The PO tech kicked over to the head of the suit and attached a lead. The hastily cobbled together device sent a pulse for update to the suit’s final distress center. The readout came back slowly.
“This is that lieutenant they’ve been lookin’ for, sir,” said the petty officer to the background of bubbling air. He patiently waited for a condition update. “The AID is cooked, and most of the environmental. I don’t think they’re gonna get much… Holy shit!”
40
Andata Province, Diess IV
1324 GMT June 24th, 2002 ad
Mike swallowed, “A month?”
“Yep,” said General Houseman, “you’ve been in the body and fender shop over a month and you’ll be here for a while yet. It took them two weeks to do a proper number on the radiation damage alone.”
“What’s happened to the expeditionary force? On Diess?” My platoon? he wanted to say.
“Well, the C-Dec blew up quite spectacularly and did a number on a large section of the city. We sortied in the aftermath. The Posleen weren’t able to move through Ground Zero and we used that terrain obstacle to our advantage.
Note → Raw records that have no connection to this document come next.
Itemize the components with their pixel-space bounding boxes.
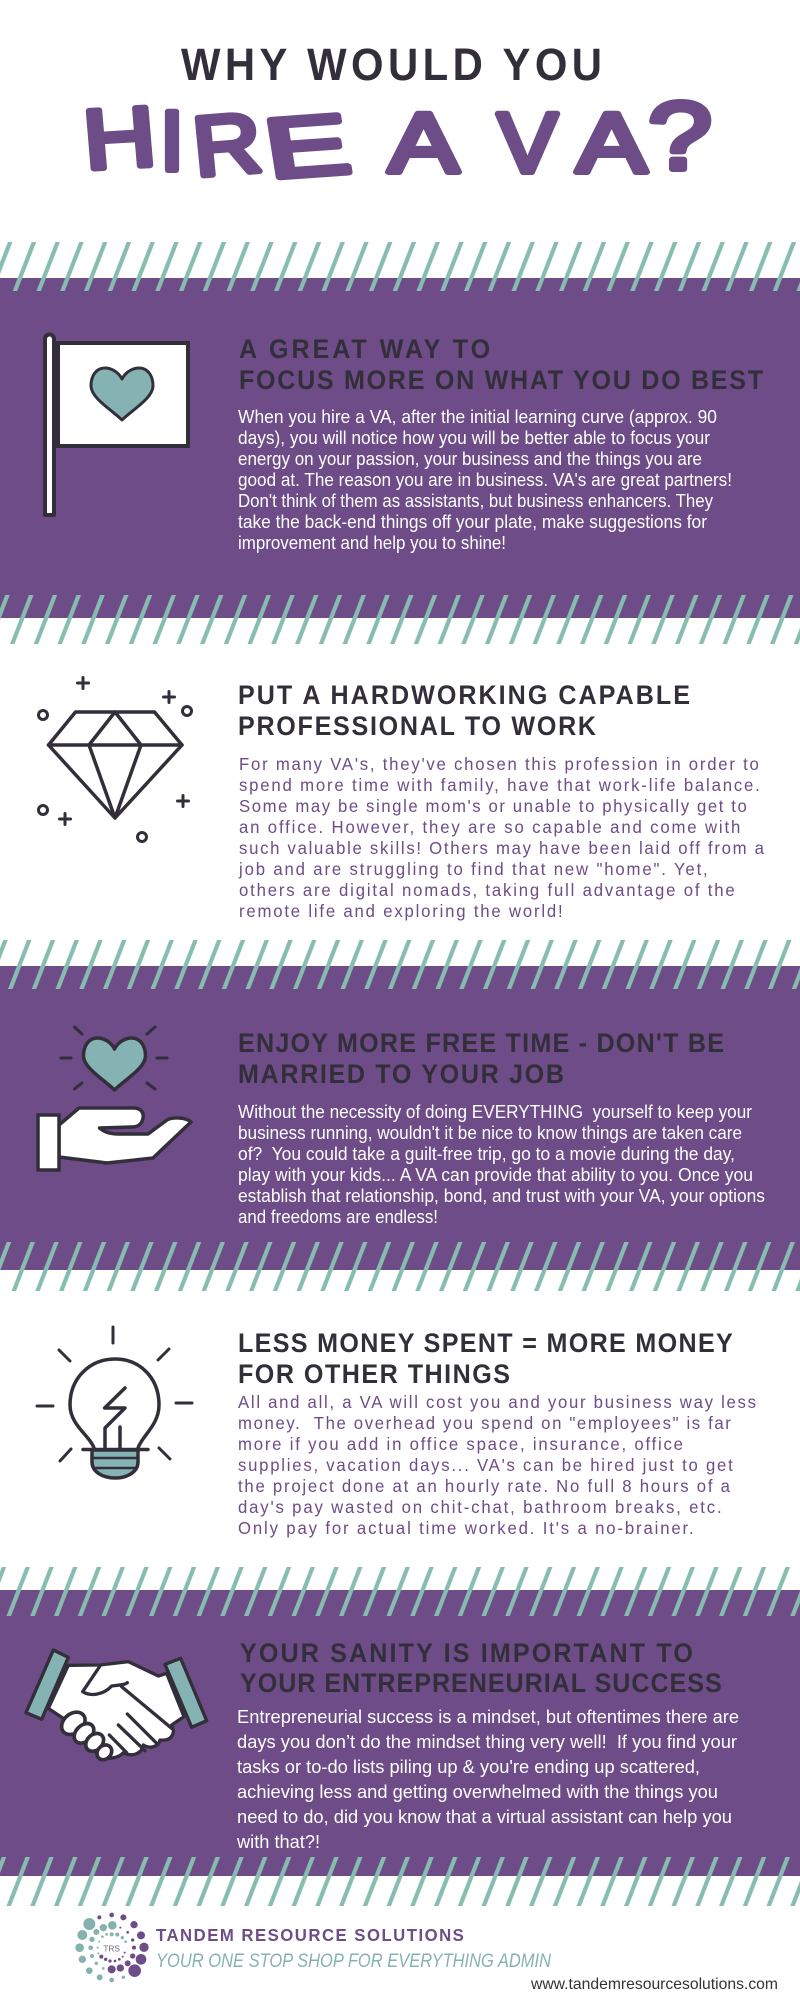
- body text: good at. The reason you are in business. VA's are great partners!: [238, 470, 732, 490]
- heading: [240, 1637, 722, 1698]
- footer: [75, 1913, 778, 1993]
- body text: supplies, vacation days... VA's can be hired just to get: [238, 1454, 733, 1475]
- body text: day's pay wasted on chit-chat, bathroom breaks, etc.: [238, 1496, 722, 1517]
- body text: tasks or to-do lists piling up & you're ending up scattered,: [237, 1757, 700, 1777]
- panel: less money spent: [37, 1327, 756, 1538]
- heading: [238, 1327, 733, 1389]
- heading: [239, 333, 763, 395]
- body text: more if you add in office space, insurance, office: [238, 1433, 683, 1454]
- company name: TANDEM RESOURCE SOLUTIONS: [156, 1924, 464, 1945]
- body text: and freedoms are endless!: [238, 1207, 438, 1227]
- body text: need to do, did you know that a virtual assistant can help you: [237, 1807, 732, 1827]
- body text: achieving less and getting overwhelmed with the things you: [237, 1782, 718, 1802]
- icon: flag with heart: [45, 334, 188, 515]
- body text: [238, 1391, 756, 1538]
- title line: hire a va: A: [576, 96, 646, 190]
- heading: FOR OTHER THINGS: [238, 1358, 510, 1389]
- title line: hire a va: V: [498, 96, 558, 190]
- body text: the project done at an hourly rate. No full 8 hours of a: [238, 1475, 730, 1496]
- icon: handshake: [26, 1650, 207, 1763]
- body text: with that?!: [236, 1832, 320, 1852]
- body text: business running, wouldn't it be nice to know things are taken care: [238, 1123, 742, 1143]
- title line: hire a va: R: [189, 94, 265, 194]
- logo: TRS: [103, 1945, 120, 1954]
- heading: [238, 679, 690, 741]
- body text: of? You could take a guilt-free trip, go to a movie during the day,: [238, 1144, 735, 1164]
- body text: such valuable skills! Others may have been laid off from a: [239, 837, 764, 858]
- body text: Some may be single mom's or unable to physically get to: [239, 795, 747, 816]
- heading: ENJOY MORE FREE TIME - DON'T BE: [238, 1027, 724, 1058]
- heading: YOUR ENTREPRENEURIAL SUCCESS: [240, 1667, 722, 1698]
- website: www.tandemresourcesolutions.com: [530, 1976, 778, 1993]
- icon: light bulb: [37, 1327, 192, 1478]
- panel: your sanity: [0, 1590, 800, 1876]
- body text: For many VA's, they've chosen this profession in order to: [239, 753, 759, 774]
- heading: FOCUS MORE ON WHAT YOU DO BEST: [239, 364, 763, 395]
- body text: job and are struggling to find that new "home". Yet,: [238, 858, 708, 879]
- body text: [238, 407, 732, 553]
- icon: hand holding heart: [38, 1027, 191, 1170]
- panel: focus on what you do best: [0, 278, 800, 618]
- body text: money. The overhead you spend on "employees" is far: [238, 1412, 731, 1433]
- panel: more free time: [0, 966, 800, 1270]
- body text: take the back-end things off your plate, make suggestions for: [238, 512, 707, 532]
- heading: LESS MONEY SPENT = MORE MONEY: [238, 1327, 733, 1358]
- body text: When you hire a VA, after the initial learning curve (approx. 90: [238, 407, 717, 427]
- title line: hire a va: A: [388, 96, 458, 190]
- body text: [238, 1102, 765, 1227]
- body text: Only pay for actual time worked. It's a no-brainer.: [238, 1517, 694, 1538]
- body text: spend more time with family, have that work-life balance.: [239, 774, 760, 795]
- title line: hire a va: ?: [648, 83, 712, 190]
- body text: others are digital nomads, taking full advantage of the: [239, 879, 735, 900]
- tagline: YOUR ONE STOP SHOP FOR EVERYTHING ADMIN: [156, 1951, 551, 1972]
- body text: establish that relationship, bond, and trust with your VA, your options: [238, 1186, 765, 1206]
- heading: YOUR SANITY IS IMPORTANT TO: [240, 1637, 693, 1668]
- title line: hire a va: I: [160, 94, 184, 188]
- title line: why would you: WHY WOULD YOU: [181, 41, 602, 90]
- heading: PUT A HARDWORKING CAPABLE: [238, 679, 690, 710]
- body text: Entrepreneurial success is a mindset, but oftentimes there are: [237, 1707, 739, 1727]
- heading: PROFESSIONAL TO WORK: [238, 710, 596, 741]
- body text: Without the necessity of doing EVERYTHING yourself to keep your: [238, 1102, 752, 1122]
- heading: MARRIED TO YOUR JOB: [238, 1058, 564, 1089]
- icon: diamond with sparkles: [38, 678, 192, 842]
- body text: All and all, a VA will cost you and your business way less: [238, 1391, 756, 1412]
- body text: energy on your passion, your business and the things you are: [238, 449, 702, 469]
- panel: hardworking capable professional: [38, 678, 764, 921]
- heading: [238, 1027, 724, 1089]
- body text: [236, 1707, 739, 1852]
- body text: an office. However, they are so capable and come with: [239, 816, 740, 837]
- body text: remote life and exploring the world!: [239, 900, 563, 921]
- heading: A GREAT WAY TO: [239, 333, 490, 364]
- body text: improvement and help you to shine!: [238, 533, 506, 553]
- body text: days you don’t do the mindset thing very well! If you find your: [237, 1732, 737, 1752]
- title line: hire a va: E: [262, 94, 355, 196]
- body text: play with your kids... A VA can provide that ability to you. Once you: [238, 1165, 753, 1185]
- body text: days), you will notice how you will be better able to focus your: [238, 428, 710, 448]
- body text: Don't think of them as assistants, but business enhancers. They: [238, 491, 713, 511]
- title line: hire a va: H: [81, 88, 159, 187]
- logo: [75, 1913, 149, 1982]
- body text: [238, 753, 764, 921]
- title: [81, 41, 712, 196]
Then, holding those positions, we got the Indowy to build us an abattoir,” he smiled grimly. “Then we slaughtered those sorry bastards.”
“Would you care to be more specific?”
“Do you know what murde
r holes are?” asked the general, holding a cup of water with a straw up for the lieutenant to drink from. His newly grown arm was still weak.
“Like in castles? Holes to pour oil in the entrances?”
“Burning oil and stick spears through, yes. Towards the end of the castle period and into the twentieth century they used a different technique.
“Just inside the main gates would be a field for sorties to form on. Occasionally the enemy got through the first gates. The walls on either side of the sortie field would be gun ports, hundreds of them. The enemy would pack onto this field and it would become a killing field; the origin of the term, by the way.
“A First Division officer managed to develop a relationship with a high-ranking Indowy. With this Indowy’s help we converted the boulevards behind the MLR into killing fields, two buildings deep. Then we pulled back into them.
“The Posleen came down the boulevards in their normal swarm and the Corp opened up from either side. The boulevards were plugged by ACS in concrete bunkers and there were thirty-foot-high walls on either side. Snipers with fifty calibers along the fifth story just to engage the God Kings. It was hell.
“Hardly any of the Posleen made it to the ACS positions. We set up two boulevards that way and had all the others blocked and supported. The Posleen just kept coming and coming until there were hardly any left and those few leftovers turned tail. We sortied again and pushed them back to their landers where they boarded and left — those that survived the rout. We recovered over seven thousand landers, Lampreys and C-Decs that were left behind.”
“You mean we won?”
“Yep,” said the general, sadly. “As the poet said, it was a famous victory; we only lost the better part of seven divisions to achieve it,” he concluded, shaking his head angrily.